The Velocity Distribution of Hypervelocity Stars

TL;DR

This paper models the velocity distribution of hypervelocity stars ejected by supermassive black holes, revealing how Galactic potential, binary properties, and stellar lifetimes shape observable velocities, and compares predictions with current data.

Contribution

It provides a combined analytical and simulation-based prediction of hypervelocity star velocities, linking their distribution to Galactic and binary parameters, and offers insights into binary separation distributions.

Findings

Velocity distribution peaks near Galactic escape velocity.

Observed velocities are mostly below 700 km/s, with few high-velocity outliers.

Binary separation distribution may favor larger separations, affecting velocity outcomes.

Abstract

We consider the process of stellar binaries tidally disrupted by a supermassive black hole.

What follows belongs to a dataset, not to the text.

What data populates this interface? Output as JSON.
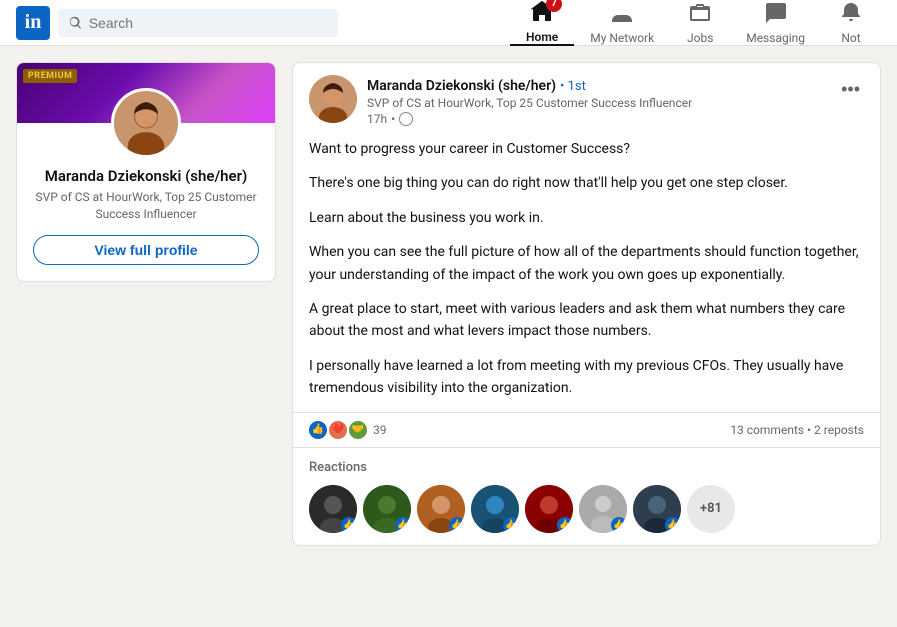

For highly eccentric orbits, as one star is ejected from the three-body system, the companion remains bound to the black hole. Hypervelocity stars (HVSs) observed in the Galactic halo and S-stars observed orbiting the central black hole may originate from such mechanism. In this paper, we predict the velocity distribution of the ejected stars of a given mass, after they have travelled out of the Galactic potential. We use both analytical methods and Monte Carlo simulations. We find that each part of the velocity distribution encodes different information. At low velocities < 800 km/s, the Galactic Potential shapes universally the observed distribution, which rises towards a peak, related to the Galactic escape velocity. Beyond the peak, the velocity distribution depends on binary mass and separation distributions. Finally, the finite star life introduces a break related to their mass. A qualitative comparison of our models with current observations shows the great potential of HVSs to constrain bulge and Galactic properties. Standard choices for parameter distributions predict velocities below and above ~800 km/s with equal probability, while none are observed beyond ~700 km/s and the current detections are more clustered at low velocities 300-400 km/s. These features may indicate that the separation distribution of binaries that reach the tidal sphere is not flat in logarithmic space, as observed in more local massive binaries, but has more power towards larger separations, enhancing smaller velocities. In addition, the binary formation/evolution process or the injection mechanism might also induce a cut-off at ~ 10 solar radii in the separation distribution.